Review: Posted

Sticks and stones may break your bones, but words will break your heart. They can also save a life. Both sentiments are cliche, but hold true in John David Anderson's Posted. Posted is a book of lessons. It reminds me of E. L. Konigsburg's The View From Saturday. It is subtle, understated, and the perfect read aloud. It forces the reader to examine the consequences of empathy that is silent and still, actions that are quiet and cruel, and the bumpy roads between. The pacing leaves room for the reader to process and ponder.
I'm deliberately avoiding the word slow in describing Posted because it holds such a negative connotation when it comes to novels, but it is slow and quiet. It's a Sunday morning instead of a Friday night. Even as the plot moves forward and the characters change and grow it feels like a slow ride, but one with a great view of the world and all its charms. A great view of the world and all its shortcomings.
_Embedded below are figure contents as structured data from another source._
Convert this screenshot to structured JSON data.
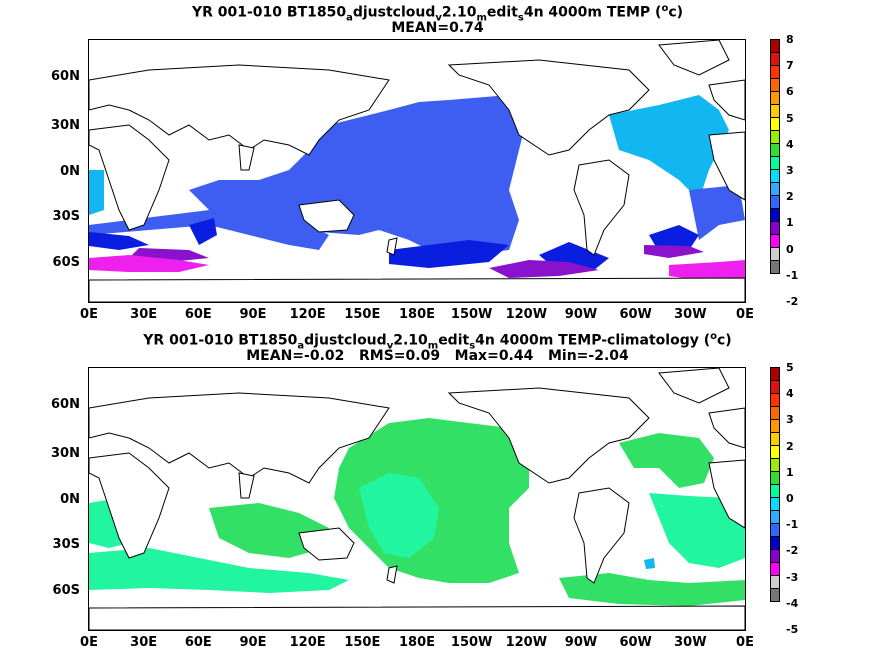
{
  "panel1": {
    "title_line1": [
      "YR 001-010 BT1850",
      "a",
      "djustcloud",
      "v",
      "2.10",
      "m",
      "edit",
      "s",
      "4n 4000m TEMP (",
      "o",
      "c)"
    ],
    "title_line2": "MEAN=0.74",
    "colorbar_labels": [
      "8",
      "7",
      "6",
      "5",
      "4",
      "3",
      "2",
      "1",
      "0",
      "-1",
      "-2"
    ],
    "colorbar_colors": [
      "#cc0000",
      "#ee2200",
      "#ff5500",
      "#ff8800",
      "#ffcc00",
      "#ffff00",
      "#66dd00",
      "#00ee55",
      "#00ffcc",
      "#00ccff",
      "#3399ff",
      "#3355ff",
      "#0000dd",
      "#6600cc",
      "#ff00ff",
      "#cccccc",
      "#888888"
    ]
  },
  "panel2": {
    "title_line1": [
      "YR 001-010 BT1850",
      "a",
      "djustcloud",
      "v",
      "2.10",
      "m",
      "edit",
      "s",
      "4n 4000m TEMP-climatology (",
      "o",
      "c)"
    ],
    "title_line2": "MEAN=-0.02   RMS=0.09   Max=0.44   Min=-2.04",
    "colorbar_labels": [
      "5",
      "4",
      "3",
      "2",
      "1",
      "0",
      "-1",
      "-2",
      "-3",
      "-4",
      "-5"
    ],
    "colorbar_colors": [
      "#cc0000",
      "#ee2200",
      "#ff5500",
      "#ff8800",
      "#ffcc00",
      "#ffff00",
      "#66dd00",
      "#00ee55",
      "#00ffcc",
      "#00ccff",
      "#3399ff",
      "#3355ff",
      "#0000dd",
      "#6600cc",
      "#ff00ff",
      "#cccccc",
      "#888888"
    ]
  },
  "x_ticks": [
    "0E",
    "30E",
    "60E",
    "90E",
    "120E",
    "150E",
    "180E",
    "150W",
    "120W",
    "90W",
    "60W",
    "30W",
    "0E"
  ],
  "y_ticks": [
    "60N",
    "30N",
    "0N",
    "30S",
    "60S"
  ]
}
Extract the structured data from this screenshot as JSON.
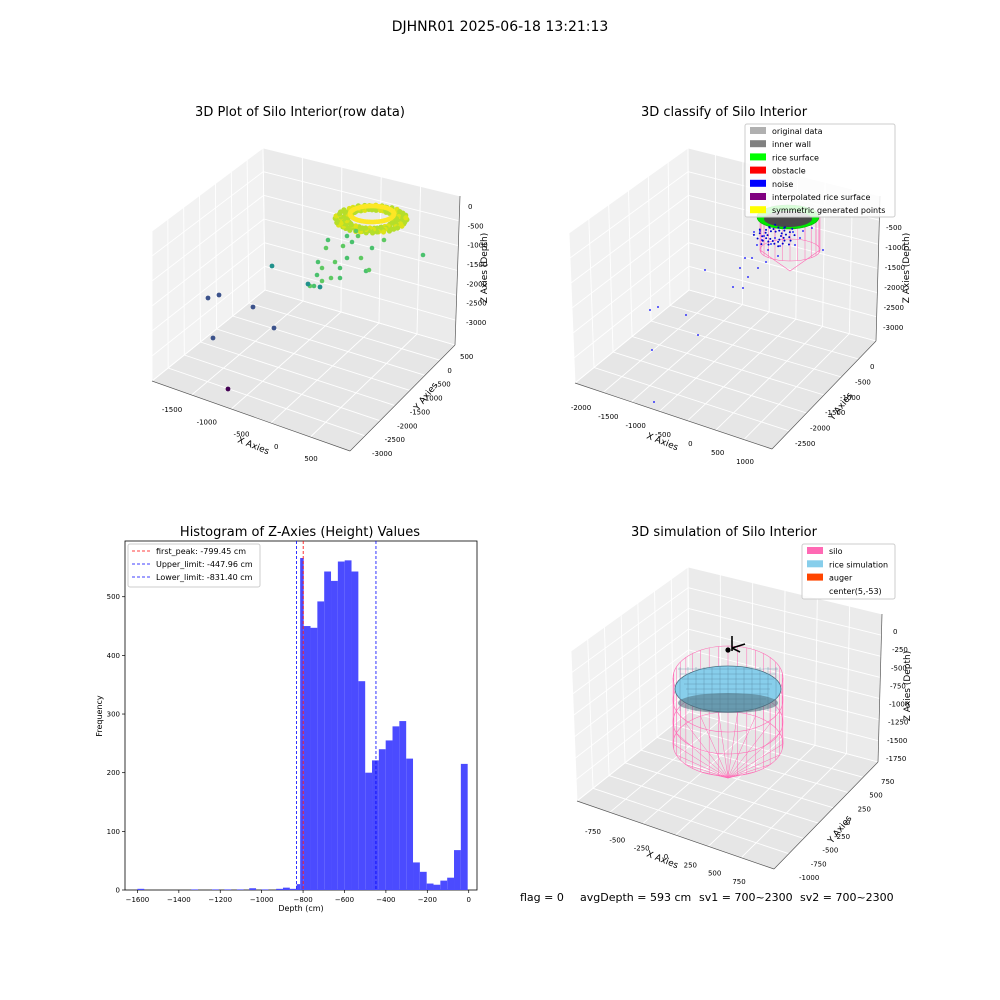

Just as there are lessons for the reader, the main characters also learn lessons, which are best summed up by The Glory of Love - you've got to give a little, take a little, let your poor heart break a little, laugh a little, cry a little, win a little, lose a little, and always have the blues a little. All of that happens to Frost, Wolf, DeeDee, Bench, and Rose in 384 pages. When I closed the book I was left thinking I'd just read a love story to friendship, the potency of words, and to finding the tribe that is just right for you, but even that description doesn't fully capture Posted. It's complex in its quiet and I'm still working through it all, which makes this the perfect place for bullet points .
What I loved:
Frost - he's a great narrator. He's also believably flawed. A little roughed up by life, but certainly not broken and absolutely still standing. Not to mention, what an outstanding nickname. Just as the real Frost was a master of poetic quiet and subtlety that hides tempests and philosophies, so too is his namesake.
That the question about Wolf was never answered. I love this. It doesn't need to be answered because it wasn't the point and it wasn't the plot. And one day we will live in a post-everything world and while that day is not today I appreciate John David Anderson for taking that first step.
Anderson doesn't shy away from the complexities of friendship. He never pretends that every friend is a forever friend. Life keeps moving and sometimes that means a best friend becomes an acquaintance until one day they become memory.
Posted never pretends that everyone is redeemable. There are some books so dedicated to the idea that everyone can be redeemed, or that there is good in us all that they fail to acknowledge there is also deliberate and intentional cruelty; the perpetrators of that deliberate and intentional cruelty aren't looking for redemption because their ugly is just who they are. Every character shouldn't be redeemed because some books are meant to paint a picture of the world as it is and not as the utopia we wish it to be. Let's be honest we're at the turning point to the right side of history and while I believe one day it will fully arrive and be glorious we aren't there yet, so save fairy tales for fairy tales.
The allusions! Posted is packed with allusions. Allusions may be my favorite literary device. I love teaching them and watching students craft there own. The best allusions in here also speak to my geeky soul.
The origami fish that weren't fish.
Bench. Wonderfully and unapologetically realized.That is all.
Parents that present. There was no off-screen "wah wah WAH was wah" here. Parents are active and aware. We don't meet them all, but we also don't have children roaming around, doing what they want, and living the life Drake sings.
What I didn't love:
I don't need happy endings. I don't even really need endings. However, I do crave answers and I don't enjoy not understanding. For instance, what was the deal with Bench and Rose. Was Rose just his excuse? Am I
supposed to chalk it up to the chaotic whimsy of the adolescent brain? Someone please explain.
Rose. Don't Get me wrong I certainly didn't dislike her, but she also never became more than how I originally saw her. A catalyst. A plot device. A red herring. She was almost, but not quite, a Mary Sue. She wasn't a disappointment or a distraction, but Anderson can write some incredibly complex female characters, so Rose was just a bit underwhelming.
Have you ever seen LOTR: Return of the King? Remember how it had 2.1 million endings? Remember how people in the theater kept standing up when a scene that seemed like an ending would fade to black only for another scene to pop up 10 seconds later? Then eighteen hours later the film actually ended and you stumbled out of the theater to discover you'd missed New Year's Day and it was 2004. Posted had multiple trick endings. Not nearly as many as LOTR: Return of the King, but I was fooled once or twice.
That it ended.
This novel is a classroom must for me. It will definitely be one of my early book talks and possibly the year's first read aloud. This books was made for students, parents, and teachers.